At the penthouse, Roman kicked open the guest room door.
Nova's fingers flew. Alt-Tab.
The code on the screens vanished, replaced instantly by a Korean drama in 4K resolution.
Roman stood in the doorway. He saw the TV show. He saw the empty bags of chips (which were actually hiding circuit boards).
"This is it?" Roman asked, incredulous. "This is why my electric bill is up? You're streaming soap operas?"
Nova crunched a chip. "It's 4K. High bandwidth."
"I thought you were running trading algorithms," Roman muttered.
Nova's phone rang. She put it on speaker.
"You little witch!" Victoria's voice screamed. "How did you trick the police? Who did you pay off?"
Roman raised an eyebrow.
"I didn't trick anyone," Nova said calmly. "You're just an idiot."
"Don't think your mafia boyfriends scare us!" Victoria yelled.
Nova hung up.
Roman leaned against the doorframe. "Mafia? Federal matter? You have a colorful life for a shut-in."
Nova looked at him. "If I told you I was a national security asset, would you believe me?"
Roman laughed. It was a genuine, amused sound. "I'd believe you're a mafia mistress first. At least that requires some charisma."
He walked away. "Keep the volume down. I have work to do."
The coffee shop near Central Park was overpriced and crowded.
Nova sat opposite Victoria and Chloe.
Victoria slid a check across the table. "Ten thousand dollars. Leave Roman. Leave New York."
Chloe smirked. "He's only with you to annoy Grandpa. You know that, right?"
Nova didn't touch the check. "I'm busy. Is this all?"
"Busy doing what?" Victoria snapped. "You don't have a job. You don't have a degree."
Nova's eyes went cold. "Since you care so much about degrees."
She held up a finger. "One month. I will be on stage during the Columbia University commencement ceremony."
It was a trap. She was scheduled to receive an honorary doctorate from the physics department. But to them, it sounded like an impossible boast.
Chloe laughed so hard she choked on her latte. "You? On stage at graduation? You can't even get enrolled!"
"Bet on it," Nova said. "If I do it, you apologize publicly. To me. On camera."
"And if you lose?" Victoria asked, eyes gleaming.
"I disappear," Nova said. "Forever."
"Deal," Victoria hissed.
Nova walked out. She needed air. She walked into the park.
By the lake, a group of elderly people were practicing Tai Chi.
Nova stopped. She watched an old man with silver hair. His form was off.
"Knees bent," she said, walking over. "Center of gravity lower."
The man, Judge Reynolds, frowned. "Excuse me, young lady?"

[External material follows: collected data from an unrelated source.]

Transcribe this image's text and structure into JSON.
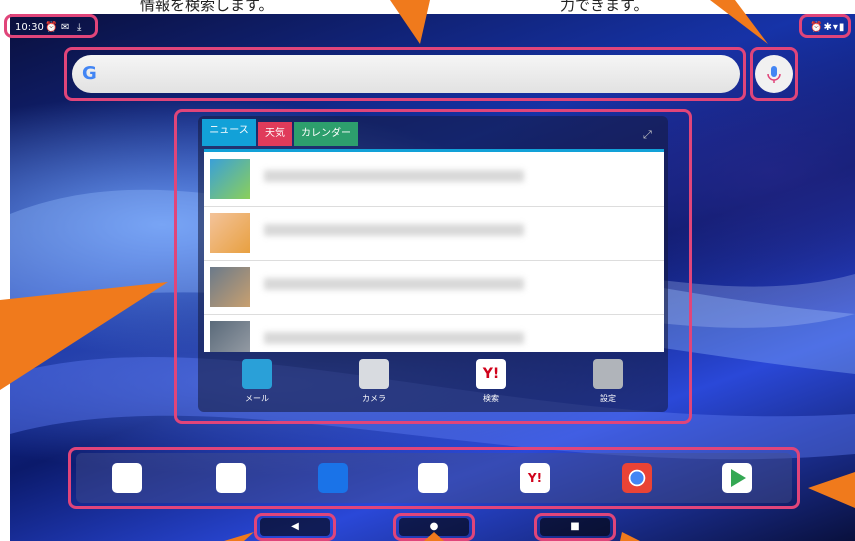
{
  "captions": {
    "left": "情報を検索します。",
    "right": "力できます。"
  },
  "status_bar": {
    "time": "10:30",
    "left_icons": [
      "alarm-icon",
      "mail-icon",
      "download-icon"
    ],
    "right_icons": [
      "alarm-icon",
      "bluetooth-icon",
      "wifi-icon",
      "battery-icon"
    ]
  },
  "search": {
    "logo": "G",
    "placeholder": ""
  },
  "widget": {
    "tabs": [
      {
        "label": "ニュース",
        "color": "#12a1d8"
      },
      {
        "label": "天気",
        "color": "#e03b5a"
      },
      {
        "label": "カレンダー",
        "color": "#2d9f6d"
      }
    ],
    "expand_icon": "⤢",
    "news": [
      {
        "headline": ""
      },
      {
        "headline": ""
      },
      {
        "headline": ""
      },
      {
        "headline": ""
      }
    ],
    "apps": [
      {
        "label": "メール",
        "icon": "mail-app-icon"
      },
      {
        "label": "カメラ",
        "icon": "camera-app-icon"
      },
      {
        "label": "検索",
        "icon": "yahoo-app-icon"
      },
      {
        "label": "設定",
        "icon": "settings-app-icon"
      }
    ]
  },
  "dock": {
    "apps": [
      "tools-folder-icon",
      "google-folder-icon",
      "duo-icon",
      "assistant-icon",
      "yahoo-icon",
      "chrome-icon",
      "play-store-icon"
    ]
  },
  "nav": {
    "back": "◀",
    "home": "●",
    "recents": "■"
  },
  "colors": {
    "highlight": "#e0457a",
    "callout": "#f07a1c"
  }
}
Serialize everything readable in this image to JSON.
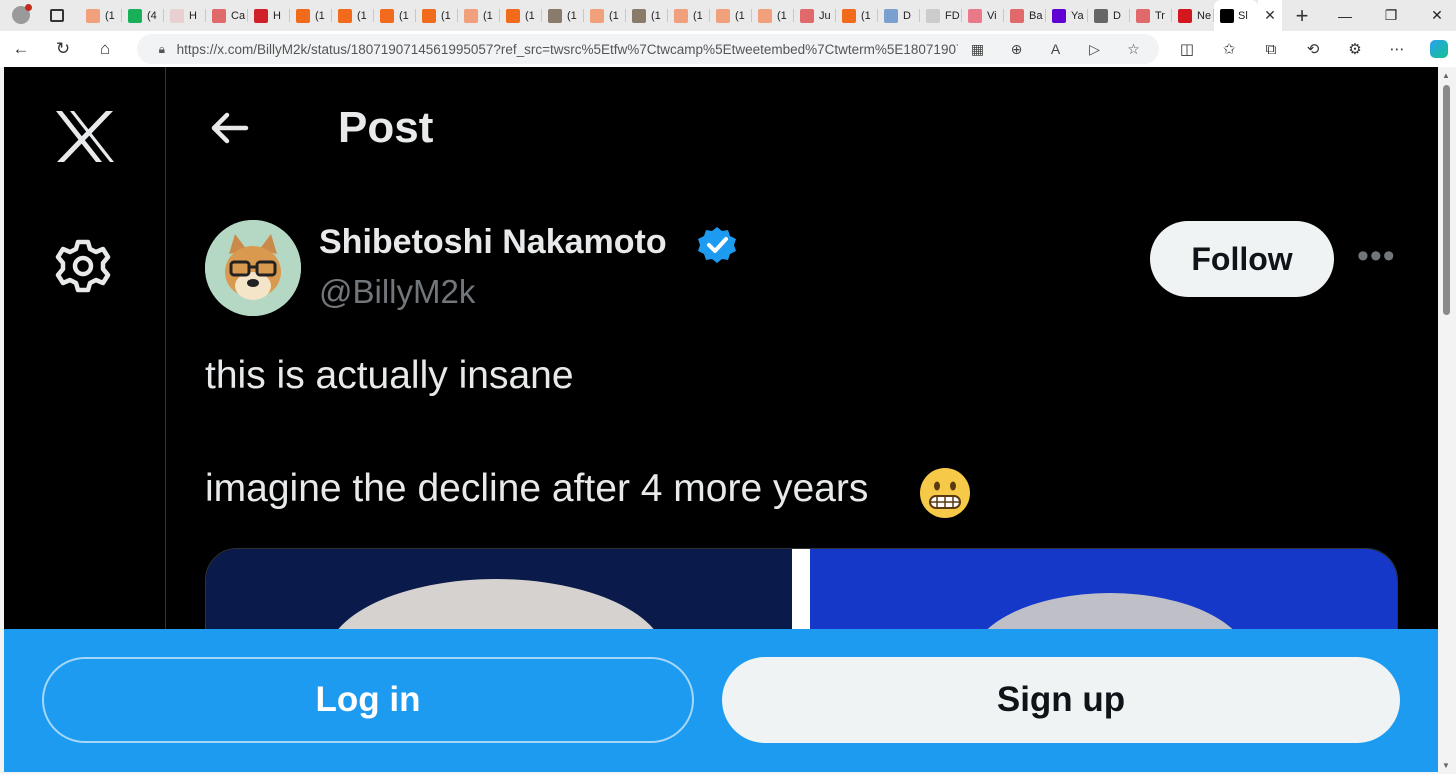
{
  "browser": {
    "tabs": [
      {
        "short": "(1",
        "favicon_color": "#f0a07a"
      },
      {
        "short": "(4",
        "favicon_color": "#18b15a"
      },
      {
        "short": "H",
        "favicon_color": "#e8d0d0"
      },
      {
        "short": "Ca",
        "favicon_color": "#e06a6a"
      },
      {
        "short": "H",
        "favicon_color": "#d0202a"
      },
      {
        "short": "(1",
        "favicon_color": "#f26a1b"
      },
      {
        "short": "(1",
        "favicon_color": "#f26a1b"
      },
      {
        "short": "(1",
        "favicon_color": "#f26a1b"
      },
      {
        "short": "(1",
        "favicon_color": "#f26a1b"
      },
      {
        "short": "(1",
        "favicon_color": "#f0a07a"
      },
      {
        "short": "(1",
        "favicon_color": "#f26a1b"
      },
      {
        "short": "(1",
        "favicon_color": "#8a7a6a"
      },
      {
        "short": "(1",
        "favicon_color": "#f0a07a"
      },
      {
        "short": "(1",
        "favicon_color": "#8a7a6a"
      },
      {
        "short": "(1",
        "favicon_color": "#f0a07a"
      },
      {
        "short": "(1",
        "favicon_color": "#f0a07a"
      },
      {
        "short": "(1",
        "favicon_color": "#f0a07a"
      },
      {
        "short": "Ju",
        "favicon_color": "#e06a6a"
      },
      {
        "short": "(1",
        "favicon_color": "#f26a1b"
      },
      {
        "short": "D",
        "favicon_color": "#7aa0d0"
      },
      {
        "short": "FD",
        "favicon_color": "#cccccc"
      },
      {
        "short": "Vi",
        "favicon_color": "#e87a8a"
      },
      {
        "short": "Ba",
        "favicon_color": "#e06a6a"
      },
      {
        "short": "Ya",
        "favicon_color": "#6001d2"
      },
      {
        "short": "D",
        "favicon_color": "#666666"
      },
      {
        "short": "Tr",
        "favicon_color": "#e06a6a"
      },
      {
        "short": "Ne",
        "favicon_color": "#d4171e"
      }
    ],
    "active_tab": {
      "short": "Sl",
      "favicon_color": "#000000"
    },
    "url": "https://x.com/BillyM2k/status/1807190714561995057?ref_src=twsrc%5Etfw%7Ctwcamp%5Etweetembed%7Ctwterm%5E180719071..."
  },
  "page": {
    "title": "Post"
  },
  "post": {
    "author_name": "Shibetoshi Nakamoto",
    "author_handle": "@BillyM2k",
    "follow_label": "Follow",
    "text_line1": "this is actually insane",
    "text_line2": "imagine the decline after 4 more years"
  },
  "auth": {
    "login_label": "Log in",
    "signup_label": "Sign up"
  },
  "colors": {
    "accent": "#1d9bf0",
    "background": "#000000",
    "text": "#e7e9ea",
    "muted": "#71767b"
  }
}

She didn't want to draw attention—her survival depended on remaining a ghost—but the old man's terrible posture was an insult to the mechanics of the human body. She stepped next to him. She didn't perform a grand display; she simply adjusted his shoulders and shifted his hips with a feather-light touch. "Like this," she murmured. Instantly, his balance locked into place, grounding him with a sudden, immovable stability that defied his age.

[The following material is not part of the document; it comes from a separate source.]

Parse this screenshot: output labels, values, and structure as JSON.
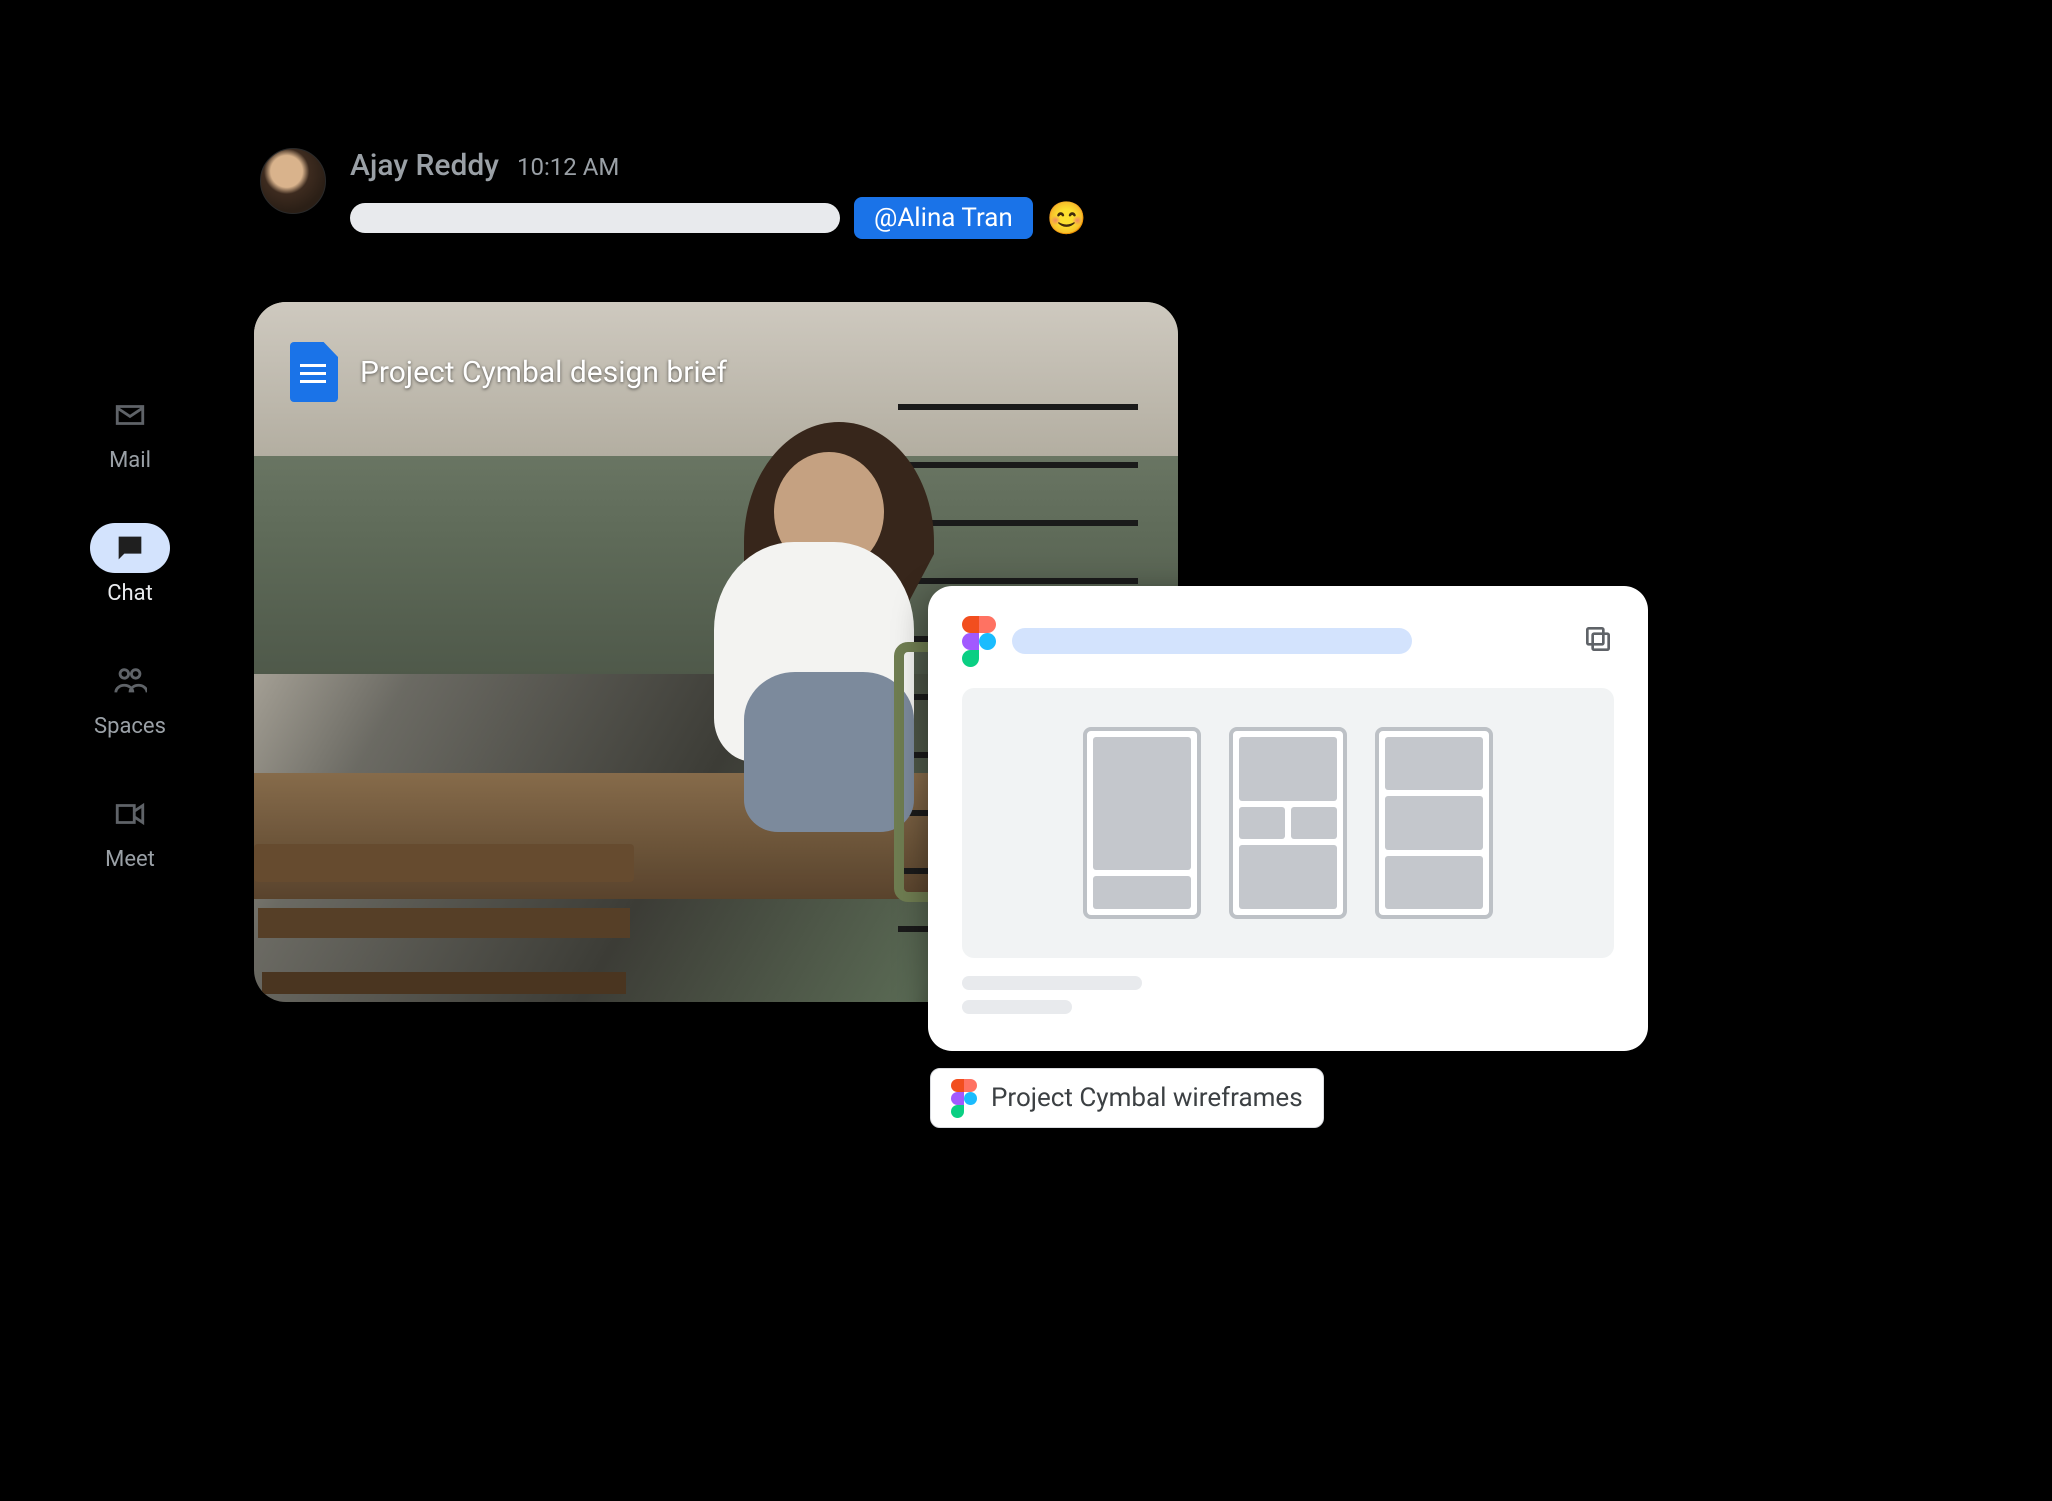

The group stopped to watch. Judge Reynolds' mouth fell open.
"Who taught you that?" he asked.
"YouTube," Nova lied.
"Amateur hour," a voice sneered.
Roman and Silas jogged up the path, sweating in expensive gear. Roman looked at Nova with disdain.

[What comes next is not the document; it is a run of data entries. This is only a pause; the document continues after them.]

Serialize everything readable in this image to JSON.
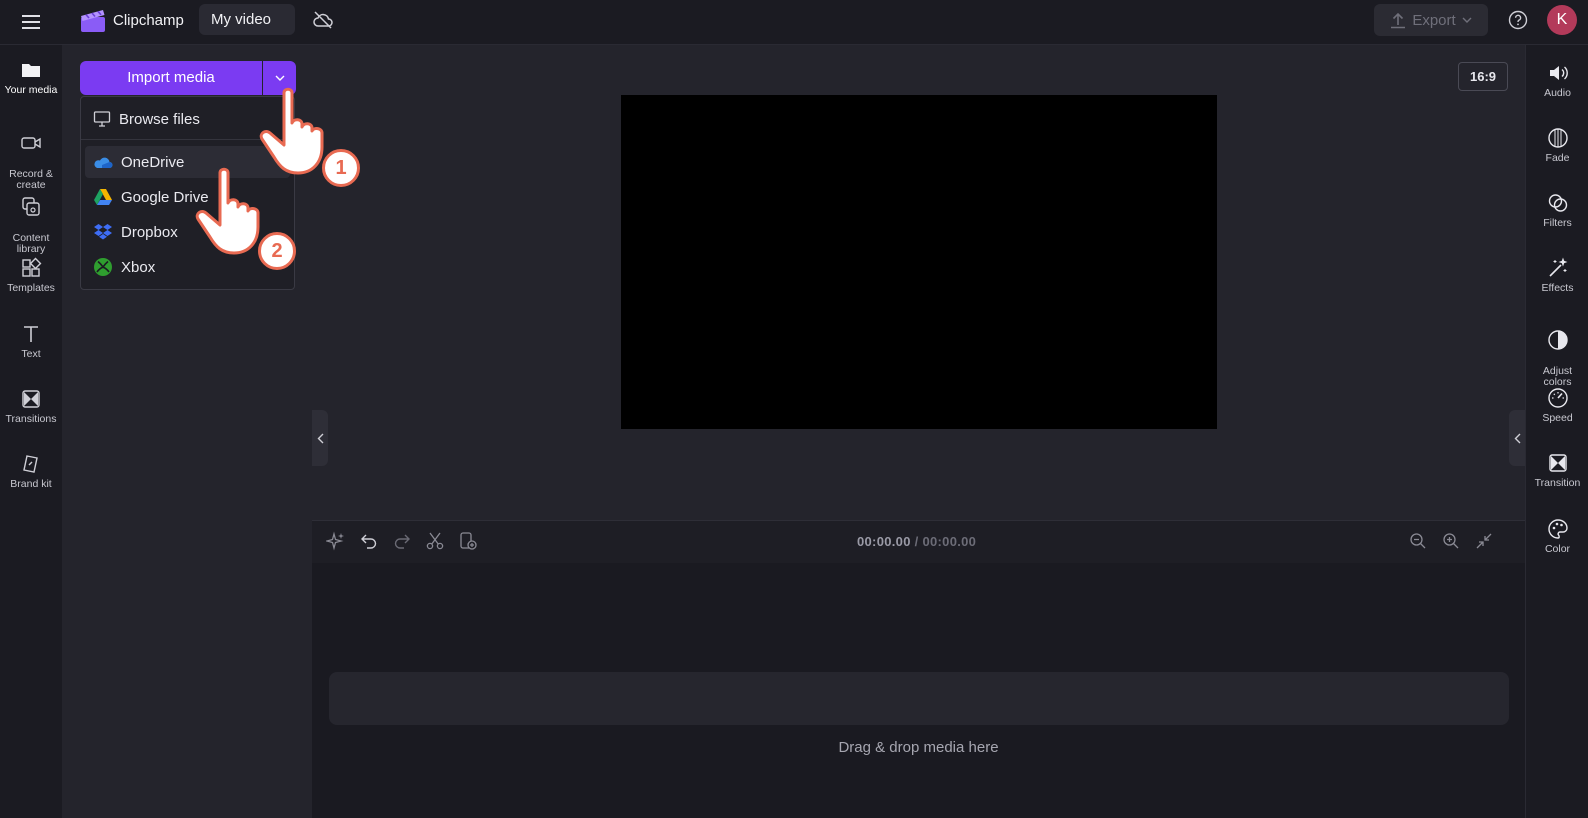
{
  "app": {
    "name": "Clipchamp",
    "project_title": "My video",
    "export_label": "Export",
    "user_initial": "K",
    "accent_color": "#7b3bf2"
  },
  "left_nav": [
    {
      "id": "your-media",
      "label": "Your media",
      "icon": "folder-icon"
    },
    {
      "id": "record-create",
      "label": "Record &\ncreate",
      "icon": "video-camera-icon"
    },
    {
      "id": "content-library",
      "label": "Content\nlibrary",
      "icon": "library-icon"
    },
    {
      "id": "templates",
      "label": "Templates",
      "icon": "templates-icon"
    },
    {
      "id": "text",
      "label": "Text",
      "icon": "text-icon"
    },
    {
      "id": "transitions",
      "label": "Transitions",
      "icon": "transitions-icon"
    },
    {
      "id": "brand-kit",
      "label": "Brand kit",
      "icon": "brand-kit-icon"
    }
  ],
  "media_panel": {
    "import_label": "Import media",
    "dropdown": [
      {
        "label": "Browse files",
        "icon": "monitor-icon"
      },
      {
        "label": "OneDrive",
        "icon": "onedrive-icon"
      },
      {
        "label": "Google Drive",
        "icon": "google-drive-icon"
      },
      {
        "label": "Dropbox",
        "icon": "dropbox-icon"
      },
      {
        "label": "Xbox",
        "icon": "xbox-icon"
      }
    ]
  },
  "preview": {
    "aspect_ratio": "16:9"
  },
  "timeline": {
    "current_time": "00:00.00",
    "separator": " / ",
    "duration": "00:00.00",
    "drop_hint": "Drag & drop media here"
  },
  "right_nav": [
    {
      "label": "Audio",
      "icon": "speaker-icon"
    },
    {
      "label": "Fade",
      "icon": "fade-icon"
    },
    {
      "label": "Filters",
      "icon": "filters-icon"
    },
    {
      "label": "Effects",
      "icon": "magic-wand-icon"
    },
    {
      "label": "Adjust\ncolors",
      "icon": "contrast-icon"
    },
    {
      "label": "Speed",
      "icon": "speedometer-icon"
    },
    {
      "label": "Transition",
      "icon": "transition-icon"
    },
    {
      "label": "Color",
      "icon": "palette-icon"
    }
  ],
  "annotations": {
    "step1": "1",
    "step2": "2"
  }
}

"Judge," Roman said, nodding to the old man. "I see you've met my charity case."
Judge Reynolds looked from Roman to Nova. He saw the way she stood-balanced, ready, lethal.
"Charity case?" The Judge asked. "Roman, this woman is a master."
"She's a fraud, Judge," Roman said. "She's just dancing." But as he said it, his eyes betrayed him. He saw the perfect economy of motion, the coiled power in her stance. It wasn't the clumsy girl from the society pages; it was the discipline he'd seen in his grandfather's old special forces training films. A disturbing, impossible connection clicked in his mind.
Judge Reynolds looked at Roman. He looked at Nova. A slow smile spread across his face.
"Roman," the Judge said softly. "You really need to get your eyes checked, son."